Even worse, science has repeatedly demonstrated that working long, stressful hours is detrimental to our physical health as well. Overwork leads to heart disease, high blood pressure, and diabetes, illnesses which also happen to be the top causes of death in America. Our obsession with work is literally killing is.


A workplace before the Great Resignation.
Imagine liking your workplace!

Building a better workplace

As people return to work, they are demanding jobs that pay them better and treat them more humanely.  They don’t want to sacrifice their health and happiness at the altar of dollars. In China, the powers that be certainly see the lying flat trend as dangerous. Internet censors have deleted the original “lying flat” post as well as numerous social media groups devoted to the cause. America lacks such a targeted reaction from the powers that be, but there is no shortage of people who still worship the ‘hustle.’
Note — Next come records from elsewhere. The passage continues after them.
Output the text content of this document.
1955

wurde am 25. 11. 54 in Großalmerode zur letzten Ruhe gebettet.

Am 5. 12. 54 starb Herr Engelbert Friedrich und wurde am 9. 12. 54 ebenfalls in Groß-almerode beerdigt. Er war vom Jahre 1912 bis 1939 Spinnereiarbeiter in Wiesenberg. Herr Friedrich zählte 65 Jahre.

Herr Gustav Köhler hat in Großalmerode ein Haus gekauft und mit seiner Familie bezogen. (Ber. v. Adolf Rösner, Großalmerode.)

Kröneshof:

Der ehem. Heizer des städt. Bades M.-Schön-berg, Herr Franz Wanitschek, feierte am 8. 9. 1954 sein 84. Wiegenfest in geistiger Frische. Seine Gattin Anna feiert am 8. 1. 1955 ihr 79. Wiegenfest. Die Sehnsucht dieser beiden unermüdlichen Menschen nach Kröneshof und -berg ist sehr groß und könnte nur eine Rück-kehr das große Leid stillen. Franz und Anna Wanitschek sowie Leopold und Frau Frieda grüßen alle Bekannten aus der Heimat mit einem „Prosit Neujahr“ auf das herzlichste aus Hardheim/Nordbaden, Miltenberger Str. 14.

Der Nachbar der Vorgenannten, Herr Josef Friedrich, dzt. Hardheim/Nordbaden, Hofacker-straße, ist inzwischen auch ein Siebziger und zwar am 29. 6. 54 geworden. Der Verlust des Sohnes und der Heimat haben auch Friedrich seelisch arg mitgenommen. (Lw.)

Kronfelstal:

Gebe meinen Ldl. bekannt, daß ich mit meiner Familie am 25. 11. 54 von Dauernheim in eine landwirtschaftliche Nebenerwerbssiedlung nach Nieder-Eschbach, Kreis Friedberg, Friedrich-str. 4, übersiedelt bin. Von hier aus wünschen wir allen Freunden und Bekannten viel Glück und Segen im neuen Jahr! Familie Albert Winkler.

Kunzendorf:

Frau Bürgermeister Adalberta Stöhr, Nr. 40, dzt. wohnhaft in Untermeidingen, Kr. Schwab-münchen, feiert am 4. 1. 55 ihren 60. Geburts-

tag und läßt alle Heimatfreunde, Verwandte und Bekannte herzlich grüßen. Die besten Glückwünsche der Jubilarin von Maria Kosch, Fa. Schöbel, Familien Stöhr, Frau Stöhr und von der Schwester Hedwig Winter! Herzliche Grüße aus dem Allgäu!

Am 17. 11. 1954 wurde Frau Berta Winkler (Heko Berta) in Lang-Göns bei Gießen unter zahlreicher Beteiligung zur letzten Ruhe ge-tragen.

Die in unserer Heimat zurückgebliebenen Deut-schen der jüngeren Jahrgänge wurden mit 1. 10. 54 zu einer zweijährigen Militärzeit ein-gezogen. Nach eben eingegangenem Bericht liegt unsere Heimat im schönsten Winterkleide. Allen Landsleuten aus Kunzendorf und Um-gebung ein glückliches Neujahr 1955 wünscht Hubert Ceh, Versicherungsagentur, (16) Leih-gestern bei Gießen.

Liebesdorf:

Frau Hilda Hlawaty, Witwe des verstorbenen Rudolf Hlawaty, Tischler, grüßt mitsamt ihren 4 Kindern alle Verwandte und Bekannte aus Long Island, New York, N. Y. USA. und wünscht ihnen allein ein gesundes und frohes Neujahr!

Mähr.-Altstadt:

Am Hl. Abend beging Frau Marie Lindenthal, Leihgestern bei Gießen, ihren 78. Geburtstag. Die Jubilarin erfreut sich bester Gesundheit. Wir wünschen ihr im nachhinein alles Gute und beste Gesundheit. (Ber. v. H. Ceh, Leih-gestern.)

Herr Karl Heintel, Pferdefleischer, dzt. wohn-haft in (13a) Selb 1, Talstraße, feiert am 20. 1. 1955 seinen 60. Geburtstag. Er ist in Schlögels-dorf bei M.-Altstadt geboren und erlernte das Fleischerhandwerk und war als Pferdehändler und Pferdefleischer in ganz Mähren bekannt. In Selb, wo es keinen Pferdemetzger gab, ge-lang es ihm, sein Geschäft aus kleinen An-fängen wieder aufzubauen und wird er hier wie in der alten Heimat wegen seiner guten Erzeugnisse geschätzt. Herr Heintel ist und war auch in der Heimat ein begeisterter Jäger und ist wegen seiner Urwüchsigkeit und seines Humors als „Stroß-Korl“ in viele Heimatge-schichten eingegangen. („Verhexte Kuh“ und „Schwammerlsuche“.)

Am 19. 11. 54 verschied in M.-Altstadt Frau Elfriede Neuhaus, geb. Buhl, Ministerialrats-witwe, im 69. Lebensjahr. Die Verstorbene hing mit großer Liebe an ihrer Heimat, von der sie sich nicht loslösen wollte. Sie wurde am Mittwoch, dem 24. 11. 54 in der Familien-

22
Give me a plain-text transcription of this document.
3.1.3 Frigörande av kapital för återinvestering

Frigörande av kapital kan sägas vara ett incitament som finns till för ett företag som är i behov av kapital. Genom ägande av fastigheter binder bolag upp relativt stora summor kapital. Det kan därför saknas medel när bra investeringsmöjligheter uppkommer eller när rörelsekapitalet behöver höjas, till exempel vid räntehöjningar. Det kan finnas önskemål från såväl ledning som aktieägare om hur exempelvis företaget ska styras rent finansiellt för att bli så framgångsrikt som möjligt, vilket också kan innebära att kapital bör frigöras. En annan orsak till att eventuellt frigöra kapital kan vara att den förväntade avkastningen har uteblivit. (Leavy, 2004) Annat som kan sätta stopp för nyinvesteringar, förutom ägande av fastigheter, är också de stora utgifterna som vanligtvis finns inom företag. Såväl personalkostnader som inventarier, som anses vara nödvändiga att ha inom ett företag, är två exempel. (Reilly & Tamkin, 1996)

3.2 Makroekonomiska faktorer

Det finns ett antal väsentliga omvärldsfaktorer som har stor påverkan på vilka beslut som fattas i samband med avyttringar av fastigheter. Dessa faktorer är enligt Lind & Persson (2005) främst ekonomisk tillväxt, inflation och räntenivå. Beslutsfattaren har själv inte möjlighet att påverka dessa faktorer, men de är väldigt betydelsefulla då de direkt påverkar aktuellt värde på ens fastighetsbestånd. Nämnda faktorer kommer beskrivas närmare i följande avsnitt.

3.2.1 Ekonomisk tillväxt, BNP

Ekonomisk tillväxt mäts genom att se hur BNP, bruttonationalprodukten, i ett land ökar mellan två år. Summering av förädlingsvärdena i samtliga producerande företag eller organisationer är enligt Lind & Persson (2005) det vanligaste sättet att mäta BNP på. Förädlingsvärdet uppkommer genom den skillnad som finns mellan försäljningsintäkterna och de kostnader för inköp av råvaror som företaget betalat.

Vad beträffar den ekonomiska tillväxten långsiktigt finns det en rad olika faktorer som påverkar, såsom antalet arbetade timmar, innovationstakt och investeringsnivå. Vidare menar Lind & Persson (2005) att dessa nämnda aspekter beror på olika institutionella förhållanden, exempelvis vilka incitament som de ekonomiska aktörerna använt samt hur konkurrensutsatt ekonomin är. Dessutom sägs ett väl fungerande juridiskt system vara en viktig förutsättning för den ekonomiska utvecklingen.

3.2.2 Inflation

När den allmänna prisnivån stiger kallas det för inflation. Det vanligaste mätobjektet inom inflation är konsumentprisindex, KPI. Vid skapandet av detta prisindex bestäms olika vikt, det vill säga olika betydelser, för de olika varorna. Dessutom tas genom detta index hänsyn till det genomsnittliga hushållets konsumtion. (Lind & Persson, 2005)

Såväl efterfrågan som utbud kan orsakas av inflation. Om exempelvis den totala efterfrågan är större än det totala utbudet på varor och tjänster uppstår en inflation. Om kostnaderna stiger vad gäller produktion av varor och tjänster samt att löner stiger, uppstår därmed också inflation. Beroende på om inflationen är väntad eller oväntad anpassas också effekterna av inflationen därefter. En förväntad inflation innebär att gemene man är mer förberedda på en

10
If the pandemic has proved anything about jobs, it’s that it doesn’t kill businesses to be more flexible and accommodating to their employees. This involves paying people a living wage and not forcing them to work their fingers to the bone for it. Our time is infinitely valuable – we can never make more of it or get it back once we’ve spent it – yet our jobs force us to sell our time for a fraction of its true worth. We justified this trade-off by believing that our jobs gave our lives meaning. If that’s true, what gives our lives meaning when we are not working – when we are young children or after we retire?

Demanding change

The pandemic demolished this erroneous notion and handed power back to workers. People had opportunity to ask themselves what they are passionate about, regardless of how much money that passion makes them. The pandemic disrupted the infinite treadmill of capitalism.  People finally realized that they could find meaning, self-worth, and happiness outside of working for money. It demonstrated the radical idea that people have inherent value even when they are not making products or offering services to sell.

This shift does not mean that we will all stop working forever and live off of some magical source of infinite welfare. Lying flat in China or quitting your job in the U.S. is a form a protest, a one-person strike. People don’t strike to get welfare; they strike for better working conditions. By participating in the Great Resignation, it means workers are demanding jobs that foster, rather than threaten, their mental and physical health.